Dr. Ami Schattner of Hebrew University Hadassah, in Jerusalem, who earlier reported an extensive list of conditions underlying splenic infarction in 32 patients admitted over a 10-year period but was not involved in the new study, told Reuters Health by email, "A cause and often more than 1 etiology can be discovered in the vast majority of cases and should be sought if not evident."

Dr. Mougnyan Cox of the University of Pennsylvania Health System, in Philadelphia, previously described causes and predisposing factors in 123 patients presenting with acute nontraumatic splenic infarctions. He told Reuters Health by email, "One of the important take-home points from (the new report) is that acute splenic infarction can be viewed as a marker for more ominous pathology, including cardioembolism, malignancy, and infection, and recognizing this finding on CT may be the index event in a patient at high risk for future cardioembolic events."
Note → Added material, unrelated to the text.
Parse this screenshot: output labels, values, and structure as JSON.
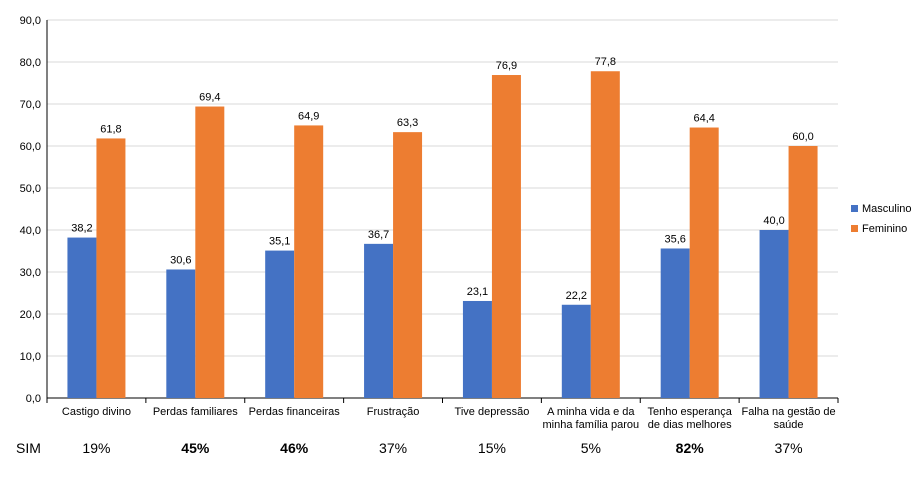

"In other words, an incidental discovery of acute splenic infarction could ultimately be lifesaving, as timely initiation of anticoagulation for some of these cardiac conditions may decrease the risk of future stroke or other end-organ ischemia," he said.

"While patients have died as a direct result of acute splenic infarction, this is an uncommon event typically associated with infarction of the entire spleen," said Dr. Cox, who was not part of the new study. "Investigative and therapeutic efforts should be directed at discovering the underlying cause of acute splenic infarction that may place the patient at risk for future harm."

Dr. Brett was unable to provide comments by press time.